Health savings accounts (HSAs), touted by their promoters as a way to save for future health-care costs in retirement, will likely end up leaving retirees short of the money they need.

That is the conclusion of an Employee Benefit Research Institute (EBRI) paper, "Saving for Health Care Expenses in Retirement: The Use of Health Savings Accounts," published in August. While they may provide some help in retirement, the paper says, "the maximum savings that can be accumulated in an HSA will be far from sufficient to fully cover the savings needed in retirement for insurance premiums and out-of-pocket expenses."

"There is a misinformed belief that they will be more helpful than they really will be in retirement," says the paper's author, Paul Fronstin, Director of EBRI's Health Research and Education program. "You have got the certainty that this is the most money that you can contribute and accumulate, and you have got the uncertainty of how fast health-care costs are going up, what the rate of return will be in retirement, and how long you are going to live."

EBRI points to several drawbacks that HSAs have as an accumulation vehicle for funding retiree health expenses: Only those with a high-deductible health plan can have these accounts; those accountholders face contribution limits; given the coupling with high-deductible plans, HSA holders likely will use a significant amount of the balance for medical expenses during their working years; and distributions cannot be used for employment-based retiree health insurance premiums until age 65.

The paper offers hypothetical examples, including a 55-year-old in 2008 who starts contributing $2,900 annually to his or her HSA. If this person makes catch-up contributions, he or she would accumulate $59,000 after 10 years.

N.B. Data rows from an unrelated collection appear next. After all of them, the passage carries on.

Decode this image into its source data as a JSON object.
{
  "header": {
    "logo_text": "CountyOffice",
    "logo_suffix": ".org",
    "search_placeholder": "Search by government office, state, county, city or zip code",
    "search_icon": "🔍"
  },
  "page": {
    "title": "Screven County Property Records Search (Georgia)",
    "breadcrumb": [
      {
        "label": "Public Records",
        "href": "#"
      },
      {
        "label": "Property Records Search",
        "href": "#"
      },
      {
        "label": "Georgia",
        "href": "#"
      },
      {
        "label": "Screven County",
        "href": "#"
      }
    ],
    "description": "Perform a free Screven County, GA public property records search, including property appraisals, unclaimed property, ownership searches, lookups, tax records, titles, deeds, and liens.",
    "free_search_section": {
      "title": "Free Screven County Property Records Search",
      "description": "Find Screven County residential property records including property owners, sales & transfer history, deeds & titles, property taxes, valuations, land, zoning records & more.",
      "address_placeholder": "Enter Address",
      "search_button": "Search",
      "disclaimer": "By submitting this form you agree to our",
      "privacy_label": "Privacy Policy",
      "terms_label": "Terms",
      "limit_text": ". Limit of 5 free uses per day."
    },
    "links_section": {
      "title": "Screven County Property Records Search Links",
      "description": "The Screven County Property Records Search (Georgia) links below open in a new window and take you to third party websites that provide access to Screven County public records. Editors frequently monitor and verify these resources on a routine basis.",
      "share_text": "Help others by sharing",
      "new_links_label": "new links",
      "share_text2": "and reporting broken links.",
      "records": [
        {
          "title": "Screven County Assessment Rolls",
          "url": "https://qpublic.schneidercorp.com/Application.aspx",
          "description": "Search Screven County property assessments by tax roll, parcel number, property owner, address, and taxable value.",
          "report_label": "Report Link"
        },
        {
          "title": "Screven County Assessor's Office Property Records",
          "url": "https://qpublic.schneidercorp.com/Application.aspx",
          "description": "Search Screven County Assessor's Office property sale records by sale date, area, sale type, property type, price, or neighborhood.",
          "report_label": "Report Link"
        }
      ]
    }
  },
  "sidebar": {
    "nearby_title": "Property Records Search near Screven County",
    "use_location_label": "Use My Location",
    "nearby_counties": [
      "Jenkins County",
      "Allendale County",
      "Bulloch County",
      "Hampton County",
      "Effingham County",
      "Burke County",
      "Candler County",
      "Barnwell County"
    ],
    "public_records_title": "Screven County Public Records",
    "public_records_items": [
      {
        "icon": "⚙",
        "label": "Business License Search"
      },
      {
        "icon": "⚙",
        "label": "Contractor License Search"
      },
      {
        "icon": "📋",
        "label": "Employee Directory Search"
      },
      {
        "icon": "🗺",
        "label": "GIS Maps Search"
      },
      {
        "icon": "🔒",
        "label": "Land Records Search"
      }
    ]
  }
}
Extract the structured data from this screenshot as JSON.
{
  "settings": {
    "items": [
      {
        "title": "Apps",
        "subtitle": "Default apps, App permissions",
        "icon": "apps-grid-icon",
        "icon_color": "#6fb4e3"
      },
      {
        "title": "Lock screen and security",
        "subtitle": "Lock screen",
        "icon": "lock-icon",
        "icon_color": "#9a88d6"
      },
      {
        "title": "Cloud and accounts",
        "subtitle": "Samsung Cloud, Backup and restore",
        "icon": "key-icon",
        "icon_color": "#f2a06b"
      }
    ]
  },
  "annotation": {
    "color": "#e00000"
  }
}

However, according to EBRI estimates, a man age 55 in 2008 will need between $132,000 and $261,000 (depending on prescription drug use in retirement) by the time he reaches age 65 to have a 50% chance of having enough money for premiums and out-of-pocket expenses for Medigap and Medicare Part D.

If an individual preserves only 90% of his or her end-of-year account balance each year, the HSA would have just $38,000 after 10 years—and many or most people likely will preserve a lower percentage.

"That 10% distribution of the account balance each year has a huge impact on savings and, as you get older, you use more health care," Fronstin says. "The benefit of a 401(k) account is that you cannot simply tap into it. With an HSA, there is no penalty for withdrawing money: If you need money for health-care expenses today, you take the money out of the account."

"What they basically say is that, even if somebody maxes out on contributions, he will not have enough money," says Jay Savan, a St. Louis-based Towers Perrin Principal, of the EBRI paper. "We have asked these things to be both a spending account and a savings account. They, by necessity, tend to be a spending account, because they are tied to high-deductible plans but, in order for it to be a savings account, you cannot touch it to pay for expenses."